One reason that people often respond irrationally to flooding—why rebuild in the very spot where you were just washed out?—is their failure to grasp randomness. Most floods are, in effect, random events. A flood this year says nothing about whether a flood will happen next year. But that’s not what Gut senses. A flood this year means a flood next year is less likely. And when experts say that this year’s flood is the “flood of the century”— one so big it is expected to happen once every hundred years—Gut takes this to mean that another flood of similar magnitude won’t happen for decades. The fact that a “flood of the century” can happen three years in a row just doesn’t make intuitive sense. Head can understand that, with a little effort, but not Gut.

Murder is a decidedly nonrandom event, but in cities with millions of people the distribution of murders on the calendar is effectively random (if we set aside the modest influence that seasonal changes in the weather can have in some cities). And because it’s random, clusters will occur—periods when far more murders than average happen.
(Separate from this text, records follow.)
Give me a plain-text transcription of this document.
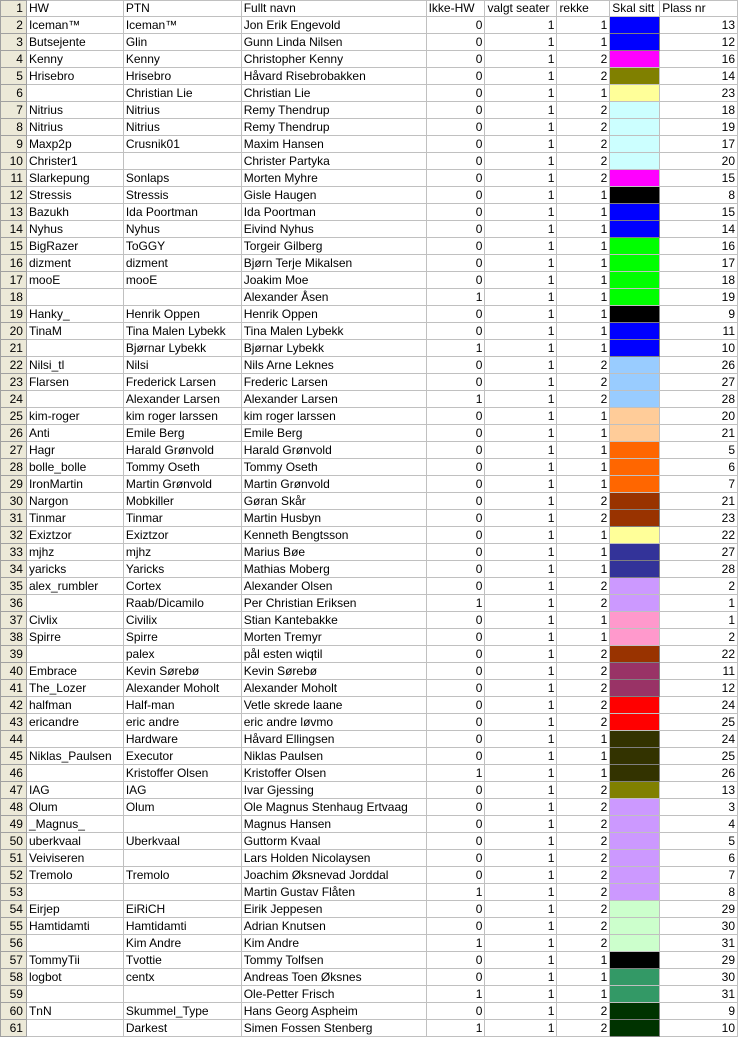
1	HW	PTN	Fullt navn	Ikke-HW	valgt seater	rekke	Skal sitt	Plass nr
2	Iceman™	Iceman™	Jon Erik Engevold	0	1	1		13
3	Butsejente	Glin	Gunn Linda Nilsen	0	1	1		12
4	Kenny	Kenny	Christopher Kenny	0	1	2		16
5	Hrisebro	Hrisebro	Håvard Risebrobakken	0	1	2		14
6		Christian Lie	Christian Lie	0	1	1		23
7	Nitrius	Nitrius	Remy Thendrup	0	1	2		18
8	Nitrius	Nitrius	Remy Thendrup	0	1	2		19
9	Maxp2p	Crusnik01	Maxim Hansen	0	1	2		17
10	Christer1		Christer Partyka	0	1	2		20
11	Slarkepung	Sonlaps	Morten Myhre	0	1	2		15
12	Stressis	Stressis	Gisle Haugen	0	1	1		8
13	Bazukh	Ida Poortman	Ida Poortman	0	1	1		15
14	Nyhus	Nyhus	Eivind Nyhus	0	1	1		14
15	BigRazer	ToGGY	Torgeir Gilberg	0	1	1		16
16	dizment	dizment	Bjørn Terje Mikalsen	0	1	1		17
17	mooE	mooE	Joakim Moe	0	1	1		18
18			Alexander Åsen	1	1	1		19
19	Hanky_	Henrik Oppen	Henrik Oppen	0	1	1		9
20	TinaM	Tina Malen Lybekk	Tina Malen Lybekk	0	1	1		11
21		Bjørnar Lybekk	Bjørnar Lybekk	1	1	1		10
22	Nilsi_tl	Nilsi	Nils Arne Leknes	0	1	2		26
23	Flarsen	Frederick Larsen	Frederic Larsen	0	1	2		27
24		Alexander Larsen	Alexander Larsen	1	1	2		28
25	kim-roger	kim roger larssen	kim roger larssen	0	1	1		20
26	Anti	Emile Berg	Emile Berg	0	1	1		21
27	Hagr	Harald Grønvold	Harald Grønvold	0	1	1		5
28	bolle_bolle	Tommy Oseth	Tommy Oseth	0	1	1		6
29	IronMartin	Martin Grønvold	Martin Grønvold	0	1	1		7
30	Nargon	Mobkiller	Gøran Skår	0	1	2		21
31	Tinmar	Tinmar	Martin Husbyn	0	1	2		23
32	Exiztzor	Exiztzor	Kenneth Bengtsson	0	1	1		22
33	mjhz	mjhz	Marius Bøe	0	1	1		27
34	yaricks	Yaricks	Mathias Moberg	0	1	1		28
35	alex_rumbler	Cortex	Alexander Olsen	0	1	2		2
36		Raab/Dicamilo	Per Christian Eriksen	1	1	2		1
37	Civlix	Civilix	Stian Kantebakke	0	1	1		1
38	Spirre	Spirre	Morten Tremyr	0	1	1		2
39		palex	pål esten wiqtil	0	1	2		22
40	Embrace	Kevin Sørebø	Kevin Sørebø	0	1	2		11
41	The_Lozer	Alexander Moholt	Alexander Moholt	0	1	2		12
42	halfman	Half-man	Vetle skrede laane	0	1	2		24
43	ericandre	eric andre	eric andre løvmo	0	1	2		25
44		Hardware	Håvard Ellingsen	0	1	1		24
45	Niklas_Paulsen	Executor	Niklas Paulsen	0	1	1		25
46		Kristoffer Olsen	Kristoffer Olsen	1	1	1		26
47	IAG	IAG	Ivar Gjessing	0	1	2		13
48	Olum	Olum	Ole Magnus Stenhaug Ertvaag	0	1	2		3
49	_Magnus_		Magnus Hansen	0	1	2		4
50	uberkvaal	Uberkvaal	Guttorm Kvaal	0	1	2		5
51	Veiviseren		Lars Holden Nicolaysen	0	1	2		6
52	Tremolo	Tremolo	Joachim Øksnevad Jorddal	0	1	2		7
53			Martin Gustav Flåten	1	1	2		8
54	Eirjep	EiRiCH	Eirik Jeppesen	0	1	2		29
55	Hamtidamti	Hamtidamti	Adrian Knutsen	0	1	2		30
56		Kim Andre	Kim Andre	1	1	2		31
57	TommyTii	Tvottie	Tommy Tolfsen	0	1	1		29
58	logbot	centx	Andreas Toen Øksnes	0	1	1		30
59			Ole-Petter Frisch	1	1	1		31
60	TnN	Skummel_Type	Hans Georg Aspheim	0	1	2		9
61		Darkest	Simen Fossen Stenberg	1	1	2		10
Statisticians call this “Poisson clumping,” after the French mathematician Siméon-Denis Poisson, who came up with a calculation that distinguishes between the clustering one can expect purely as a result of chance and clustering caused by something else. In the book Struck by Lightning, University of Toronto mathematician Jeffrey Rosenthal recounts how five murders in Toronto that fell in a single week generated a flurry of news stories and plenty of talk about crime getting out of control. The city’s police chief even said it proved the justice system was too soft to deter criminals. But Rosenthal calculated that Toronto, with an average of 1.5 murders per week, had “a 1.4 percent chance of seeing five homicides in a given week, purely by chance. So we should expect to see five homicides in the same week once every seventy-one weeks— nearly once a year!” The same calculation showed that there is a 22 percent chance of a week being murder-free purely by chance, and Toronto often does experience murder-free weeks, Rosenthal noted. “But I have yet to see a newspaper headline that screams ‘No Murders This Week!’ ”

Cancer clusters are another frightening phenomenon that owes much to our inability to see randomness. Every year in developed countries, publichealth authorities field calls from people convinced that their town’s eight cases of leukemia or five cases of brain cancer cannot possibly be the result of mere chance. And people always know the real cause. It is pesticides on farm fields, radiation from the region’s nuclear plant, or toxins seeping out of a nearby landfill. In almost every case, they don’t have any actual evidence linking the supposed threat to the cancers. The mere fact that a suspicious cancer rate exists near something suspect is enough to link them in most people’s minds.